Zamek jest zabytkiem światowej klasy i jednym z ważniejszych na terenie Anglii. Przez wieki przetrwał cztery oblężenia i bombardowania podczas I Wojny Światowej, a teraz uszkodziło go dwóch młodych mężczyzn. Do zdarzenia doszło w maju ubiegłego roku. Chłopcy wkroczyli na teren zamku po jego zamknięciu. W trakcie procesu okazało się, że dla Borowicza nie był to pierwszy raz. Zniszczone zostały kamienie tworzące mury fortecy. Ukruszono część skał, które tworzyły framugę średniowiecznych drzwi. Nastolatkowie nie przeszli obojętnie obok współczesnych zabudowań. Popsuli aluminiową tablicę informacyjną oraz maszt.

Działania udokumentowali, a zdjęcia je przedstawiające opublikowali na jednym z portali społecznościowych. Tym sposobem do sprawców aktu wandalizmu trafiła lokalna policja. Przedstawiciel oskarżenia Philip Evans podkreślał, że nastolatkowie wyglądali na zadowolonych ze swojego czynu – uśmiechali się i mieli podniesione w akcie zwycięstwa ręce. Obrońca chłopców Taryn Turner powiedziała, że rodziny sprawców są zawstydzone i zasmucone ich poczynaniami. Zamek pod wpływem działania natury sam ulega zniszczeniu. Nie jest potrzebna do tego interwencja ludzi – dodała. Peter Bleach, przedstawiciel organizacji English Heritage uważa, że za aktem wandalizmu stała chęć kradzieży metalowych części konstrukcji, gdyż zdarzały się już takie przypadki w innych historycznych miejscach.
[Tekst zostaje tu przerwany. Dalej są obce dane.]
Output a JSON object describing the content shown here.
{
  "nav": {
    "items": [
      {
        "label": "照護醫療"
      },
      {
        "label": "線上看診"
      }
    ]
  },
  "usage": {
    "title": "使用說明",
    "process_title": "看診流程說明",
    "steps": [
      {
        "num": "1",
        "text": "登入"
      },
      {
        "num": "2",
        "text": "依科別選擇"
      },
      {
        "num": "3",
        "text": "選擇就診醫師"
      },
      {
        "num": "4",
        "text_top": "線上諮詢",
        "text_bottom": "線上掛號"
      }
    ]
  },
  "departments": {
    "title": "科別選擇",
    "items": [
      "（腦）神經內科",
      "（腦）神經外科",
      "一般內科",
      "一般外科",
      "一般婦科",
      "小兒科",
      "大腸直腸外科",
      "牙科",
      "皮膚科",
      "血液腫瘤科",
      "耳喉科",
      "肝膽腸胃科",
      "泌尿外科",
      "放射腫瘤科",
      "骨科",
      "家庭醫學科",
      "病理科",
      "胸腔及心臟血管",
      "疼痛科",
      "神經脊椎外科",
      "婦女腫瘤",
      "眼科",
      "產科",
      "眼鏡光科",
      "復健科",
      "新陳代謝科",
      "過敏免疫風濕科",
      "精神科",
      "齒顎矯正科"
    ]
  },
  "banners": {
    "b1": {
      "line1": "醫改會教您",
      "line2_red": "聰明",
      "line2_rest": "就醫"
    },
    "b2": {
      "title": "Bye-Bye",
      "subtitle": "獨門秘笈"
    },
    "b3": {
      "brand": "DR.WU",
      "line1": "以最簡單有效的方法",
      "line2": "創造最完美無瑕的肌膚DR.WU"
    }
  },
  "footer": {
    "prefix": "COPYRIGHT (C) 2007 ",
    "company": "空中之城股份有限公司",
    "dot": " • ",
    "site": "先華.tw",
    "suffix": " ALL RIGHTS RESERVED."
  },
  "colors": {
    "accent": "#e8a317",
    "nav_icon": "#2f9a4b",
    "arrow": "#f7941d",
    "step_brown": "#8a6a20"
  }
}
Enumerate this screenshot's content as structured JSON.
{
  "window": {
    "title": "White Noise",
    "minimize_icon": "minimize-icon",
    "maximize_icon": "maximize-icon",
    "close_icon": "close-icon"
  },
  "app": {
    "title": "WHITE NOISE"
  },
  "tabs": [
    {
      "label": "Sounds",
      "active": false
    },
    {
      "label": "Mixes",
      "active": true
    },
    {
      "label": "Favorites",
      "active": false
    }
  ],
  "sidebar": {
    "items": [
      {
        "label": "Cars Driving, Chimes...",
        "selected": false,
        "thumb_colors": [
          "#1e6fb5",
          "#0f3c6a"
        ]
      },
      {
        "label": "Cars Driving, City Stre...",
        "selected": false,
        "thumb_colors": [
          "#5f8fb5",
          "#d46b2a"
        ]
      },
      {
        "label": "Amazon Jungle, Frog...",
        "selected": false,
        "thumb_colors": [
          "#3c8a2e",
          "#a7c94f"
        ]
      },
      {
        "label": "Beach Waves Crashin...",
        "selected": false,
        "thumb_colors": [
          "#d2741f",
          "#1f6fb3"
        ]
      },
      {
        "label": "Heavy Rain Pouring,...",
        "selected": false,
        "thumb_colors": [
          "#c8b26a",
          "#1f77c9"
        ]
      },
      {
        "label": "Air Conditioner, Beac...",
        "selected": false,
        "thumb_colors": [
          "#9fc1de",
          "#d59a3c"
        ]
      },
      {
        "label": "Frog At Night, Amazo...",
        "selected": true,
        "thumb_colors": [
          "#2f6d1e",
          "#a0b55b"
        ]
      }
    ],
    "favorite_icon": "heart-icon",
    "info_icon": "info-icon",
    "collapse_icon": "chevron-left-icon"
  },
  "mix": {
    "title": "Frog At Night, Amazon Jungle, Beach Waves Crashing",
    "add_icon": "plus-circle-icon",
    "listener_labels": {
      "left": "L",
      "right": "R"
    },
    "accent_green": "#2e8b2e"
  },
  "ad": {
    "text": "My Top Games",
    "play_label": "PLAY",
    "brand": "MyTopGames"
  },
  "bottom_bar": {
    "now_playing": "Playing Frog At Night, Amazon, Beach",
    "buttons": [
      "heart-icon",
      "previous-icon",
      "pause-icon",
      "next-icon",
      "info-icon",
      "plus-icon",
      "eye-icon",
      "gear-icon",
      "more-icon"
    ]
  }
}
Jego zdaniem zniszczenie zamku w Scarborough to jak spalenie Mona Lisy.

Borowicz został skazany na 100 godzin prac społecznych, Frąckowiak na 40.

Zamek ma barwną historie sięgającą jeszcze czasów rzymskich, gdy wybudowano w tym miejscu warownię. W obronną fortecę przekształcono ją w XII wieku za czasów króla Henryka II.